Esta ausência de escolha decorre também porque, para uma empresa há, desde logo, lucro e lucro potencial. Mesmo que os consultores desistam ao fim de meia dúzia de meses, já pagaram qualquer coisa à empresa – formação, marketing, etc. E, com sorte, ainda angariaram alguns imóveis que poderão ser até vendidos depois -  eu sei que a regra vigente é a de respeitar que as angariações que fazemos são nossas, mesmo quando saímos da empresa, mas todos sabemos que são pouquíssimas as que respeitam isso mesmo. E também por isso a norma é os consultores voltarem a angariar na agência B o mesmo imóvel que tinham angariado na agência A.

Lamentavelmente, o importante neste momento é a quantidade e não a qualidade. As empresas recrutam às pazadas – quantos de nós recebemos convites numa base regular? – tendo por ideia base tentar suplantar a ideia de crescimento desmesurado da marca líder de mercado. Em consequência, os seguidores de outras marcas vão atrás desta obsessão. E os impactos no mercado desta estratégia pouco filtrada sentem-se no sector.

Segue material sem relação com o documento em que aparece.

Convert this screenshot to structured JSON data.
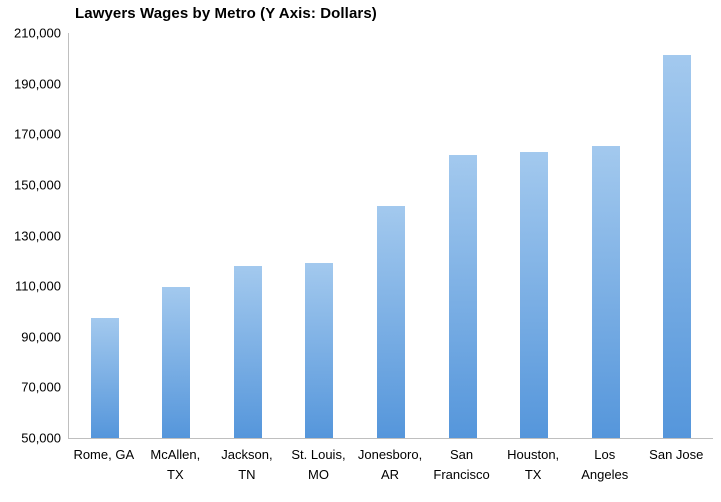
{
  "chart_data": {
    "type": "bar",
    "title": "Lawyers Wages by Metro (Y Axis: Dollars)",
    "categories": [
      "Rome, GA",
      "McAllen, TX",
      "Jackson, TN",
      "St. Louis, MO",
      "Jonesboro, AR",
      "San Francisco",
      "Houston, TX",
      "Los Angeles",
      "San Jose"
    ],
    "values": [
      97500,
      109500,
      118000,
      119000,
      141500,
      162000,
      163000,
      165500,
      201500
    ],
    "xlabel": "",
    "ylabel": "Dollars",
    "ylim": [
      50000,
      210000
    ],
    "y_tick_step": 20000,
    "y_tick_labels": [
      "210,000",
      "190,000",
      "170,000",
      "150,000",
      "130,000",
      "110,000",
      "90,000",
      "70,000",
      "50,000"
    ],
    "grid": false,
    "legend": "none",
    "colors": {
      "bar_top": "#a3c9ee",
      "bar_bottom": "#5596db",
      "axis_line": "#bfbfbf",
      "text": "#000000"
    }
  }
}
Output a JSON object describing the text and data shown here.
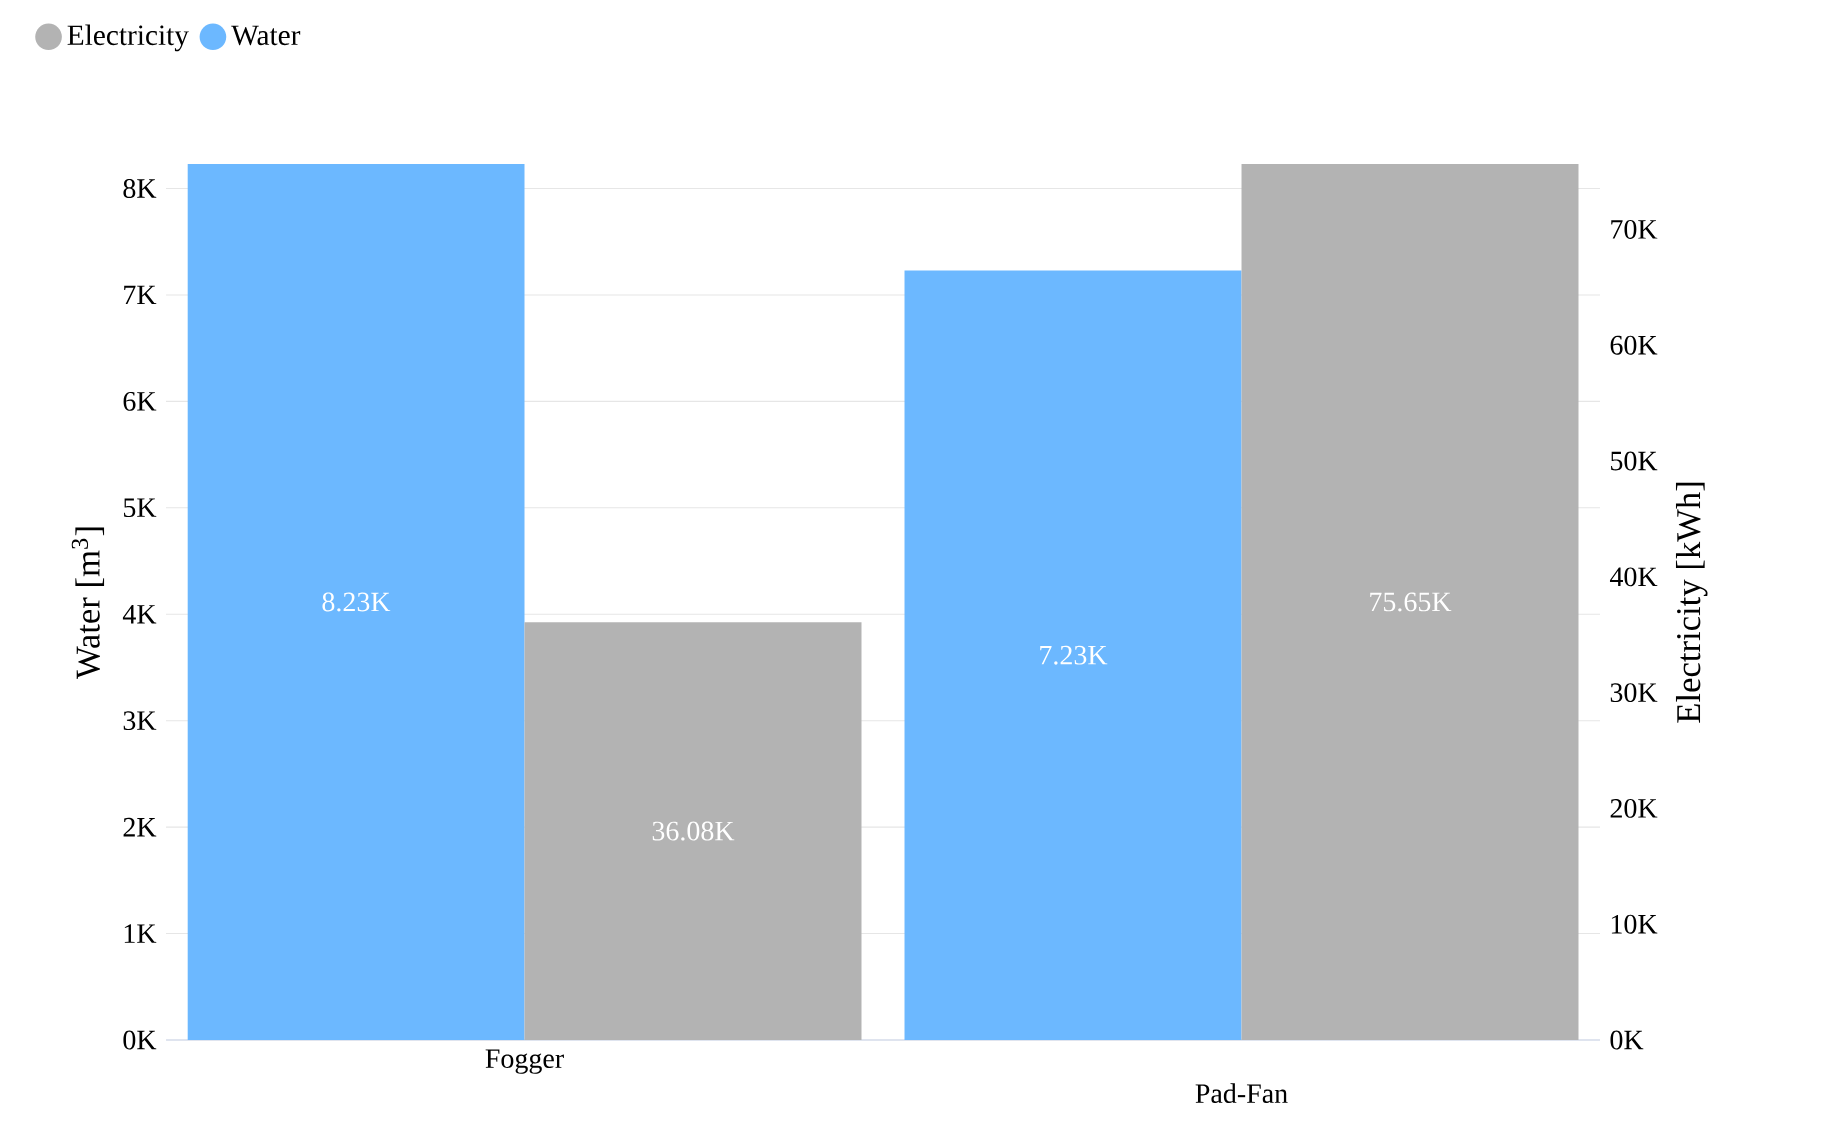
{
  "chart_data": {
    "type": "bar",
    "categories": [
      "Fogger",
      "Pad-Fan"
    ],
    "ylabel": "Water [m$^{3}$]",
    "y2label": "Electricity [kWh]",
    "series": [
      {
        "name": "Water",
        "color": "#6cb8ff",
        "values": [
          8230,
          7230
        ],
        "value_labels": [
          "8.23K",
          "7.23K"
        ]
      },
      {
        "name": "Electricity",
        "color": "#b3b3b3",
        "values": [
          36080,
          75650
        ],
        "value_labels": [
          "36.08K",
          "75.65K"
        ],
        "axis": "y2"
      }
    ],
    "ylim": [
      0,
      8230
    ],
    "yticks": [
      {
        "value": 0,
        "label": "0K"
      },
      {
        "value": 1000,
        "label": "1K"
      },
      {
        "value": 2000,
        "label": "2K"
      },
      {
        "value": 3000,
        "label": "3K"
      },
      {
        "value": 4000,
        "label": "4K"
      },
      {
        "value": 5000,
        "label": "5K"
      },
      {
        "value": 6000,
        "label": "6K"
      },
      {
        "value": 7000,
        "label": "7K"
      },
      {
        "value": 8000,
        "label": "8K"
      }
    ],
    "y2lim": [
      0,
      75650
    ],
    "y2ticks": [
      {
        "value": 0,
        "label": "0K"
      },
      {
        "value": 10000,
        "label": "10K"
      },
      {
        "value": 20000,
        "label": "20K"
      },
      {
        "value": 30000,
        "label": "30K"
      },
      {
        "value": 40000,
        "label": "40K"
      },
      {
        "value": 50000,
        "label": "50K"
      },
      {
        "value": 60000,
        "label": "60K"
      },
      {
        "value": 70000,
        "label": "70K"
      }
    ],
    "grid": "y",
    "legend": "top left"
  }
}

O primeiro impacto desta estratégia é sentido pelo consultor e pelo cliente. Após uma formação, quantas vezes mal-amanhada, o consultor vai para a rua representar a marca que o escolheu (ou que ele acha que escolheu). E as consequências desta impreparação vêem-se no contacto com o cliente que pode não escolher a agência X ou até nenhuma outra porque teve uma má experiência.

Sejamos concretos: o comum dos mortais não consegue distinguir que a marca Xamer Azul, que acabou de conhecer através da experiência de um mau profissional, não tem nada que ver com a Xamer Verde que, por sinal, tem excelentes consultores que se dedicam em pleno à resolução dos pedidos dos seus clientes. Em consequência, nós que até nem trabalhamos na Xamer, quando vamos ter com o cliente é mais do que comum ouvirmos a frase: “espero que você não trabalhe com a Xamer”, sem culpa nenhuma para nós ou para os milhares de profissionais competentes que a marca tem.

E depois, claro está, há os loucos que viajam na maionese. Quando ouço responsáveis com muito mais anos que eu no imobiliário dizerem que querem que a empresa X tenha, ao fim desse ano, mais 200 consultores, entre comerciais, líderes de equipa, expansão e chefias, é de quem não tem a noção. Não tem a noção que este mercado tem uma enorme rotatividade – muitos pulam de agência em agência até encontrarem a que se identificam melhor ou a que pode dar mais comissões, apenas para dar um exemplo – e não ter a noção que, para termos 200 a trabalhar connosco precisaríamos, seguramente, de contratar cinco vezes mais (e rezar para que os que ficassem fossem profissionais do sector e não nos envergonhassem nas primeiras saídas que fossem fazer).

Enquanto se apostar na quantidade e não na qualidade, haveremos de ter sempre quem acabe por estragar tudo aquilo que uma enorme minoria está neste momento a tentar fazer para credibilizar um sector e uma profissão.